Book: Advances in K-means Clustering: A Data Mining Thinking (Springer Theses: Recognizing Outstanding Ph.D. Research)
The series ‘‘Springer Theses’’ brings together a selection of the very best Ph.D.
theses from around the world and across the physical sciences. Nominated and
endorsed by two recognized specialists, each published volume has been selected
for its scientific excellence and the high impact of its contents for the pertinent
field of research. For greater accessibility to non-specialists, the published versions
include an extended introduction, as well as a foreword by the student’s supervisor
explaining the special relevance of the work for the field. As a whole, the series
will provide a valuable resource both for newcomers to the research fields
described, and for other scientists seeking detailed background information on
special questions. Finally, it provides an accredited documentation of the valuable
contributions made by today’s younger generation of scientists.

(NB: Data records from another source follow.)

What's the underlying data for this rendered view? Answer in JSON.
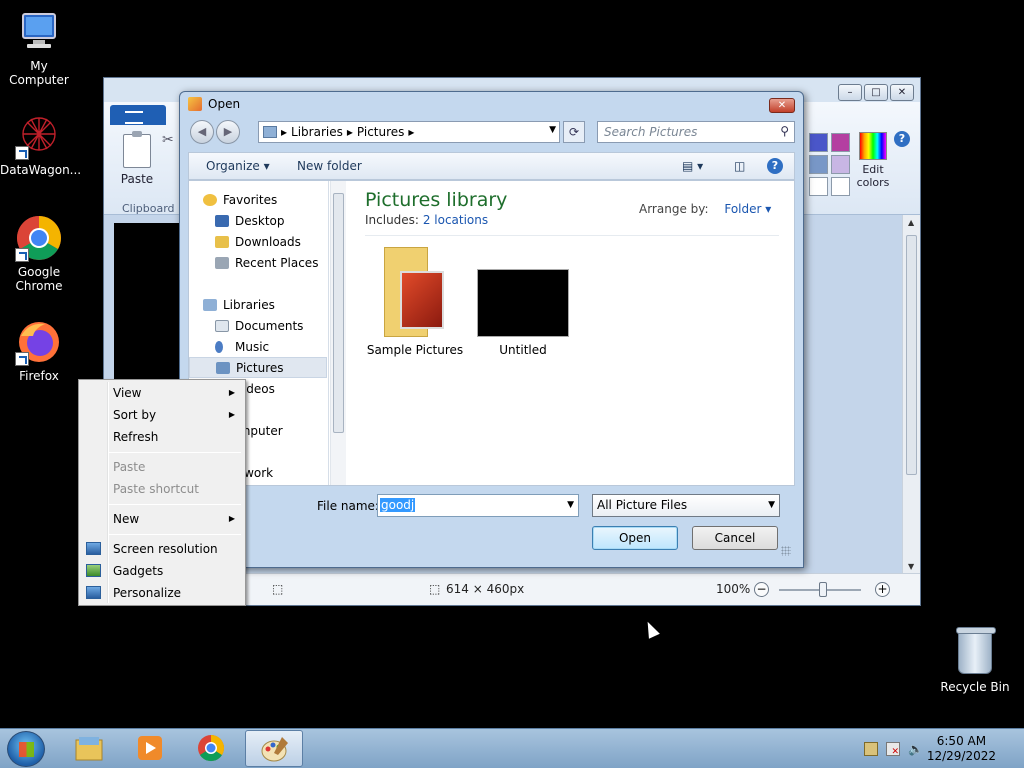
{
  "desktop": {
    "icons": [
      {
        "label": "My Computer",
        "icon": "computer-icon"
      },
      {
        "label": "DataWagon...",
        "icon": "datawagon-icon"
      },
      {
        "label": "Google Chrome",
        "icon": "chrome-icon"
      },
      {
        "label": "Firefox",
        "icon": "firefox-icon"
      }
    ],
    "recycle_bin": "Recycle Bin"
  },
  "paint": {
    "ribbon": {
      "paste": "Paste",
      "clipboard": "Clipboard",
      "edit_colors": "Edit colors"
    },
    "status": {
      "dimensions": "614 × 460px",
      "zoom": "100%"
    },
    "swatches": [
      "#4a56c9",
      "#b43fa1",
      "#7897c7",
      "#c8b6e4",
      "#ffffff",
      "#ffffff"
    ]
  },
  "dialog": {
    "title": "Open",
    "breadcrumb": [
      "Libraries",
      "Pictures"
    ],
    "search_placeholder": "Search Pictures",
    "toolbar": {
      "organize": "Organize",
      "new_folder": "New folder"
    },
    "nav": [
      {
        "label": "Favorites",
        "group": true
      },
      {
        "label": "Desktop"
      },
      {
        "label": "Downloads"
      },
      {
        "label": "Recent Places"
      },
      {
        "label": "Libraries",
        "group": true
      },
      {
        "label": "Documents"
      },
      {
        "label": "Music"
      },
      {
        "label": "Pictures",
        "selected": true
      },
      {
        "label": "Videos"
      },
      {
        "label": "Computer",
        "group": true
      },
      {
        "label": "Network",
        "group": true
      }
    ],
    "library_title": "Pictures library",
    "includes_label": "Includes:",
    "includes_link": "2 locations",
    "arrange_label": "Arrange by:",
    "arrange_value": "Folder",
    "items": [
      {
        "name": "Sample Pictures",
        "kind": "folder"
      },
      {
        "name": "Untitled",
        "kind": "image"
      }
    ],
    "file_name_label": "File name:",
    "file_name_value": "goodj",
    "file_type": "All Picture Files",
    "open_button": "Open",
    "cancel_button": "Cancel"
  },
  "context_menu": {
    "items": [
      {
        "label": "View",
        "submenu": true
      },
      {
        "label": "Sort by",
        "submenu": true
      },
      {
        "label": "Refresh"
      },
      {
        "label": "Paste",
        "disabled": true
      },
      {
        "label": "Paste shortcut",
        "disabled": true
      },
      {
        "label": "New",
        "submenu": true
      },
      {
        "label": "Screen resolution",
        "icon": "monitor-icon"
      },
      {
        "label": "Gadgets",
        "icon": "gadgets-icon"
      },
      {
        "label": "Personalize",
        "icon": "personalize-icon"
      }
    ]
  },
  "taskbar": {
    "apps": [
      "explorer-icon",
      "media-player-icon",
      "chrome-icon",
      "paint-icon"
    ],
    "active_app": "paint-icon",
    "time": "6:50 AM",
    "date": "12/29/2022"
  }
}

Nearly everyone knows K-means algorithm in the fields of data mining and business intelligence. But the ever-emerging data with extremely complicated characteristics bring new challenges to this "old" algorithm. This book addresses these challenges and makes novel contributions in establishing theoretical frameworks for K-means distances and K-means based consensus clustering, identifying the "dangerous" uniform effect and zero-value dilemma of K-means, adapting right measures for cluster validity, and integrating K-means with SVMs for rare class analysis. This book not only enriches the clustering and optimization theories, but also provides good guidance for the practical use of K-means, especially for important tasks such as network intrusion detection and credit fraud prediction. The thesis on which this book is based has won the "2010 National Excellent Doctoral Dissertation Award", the highest honor for not more than 100 PhD theses per year in China.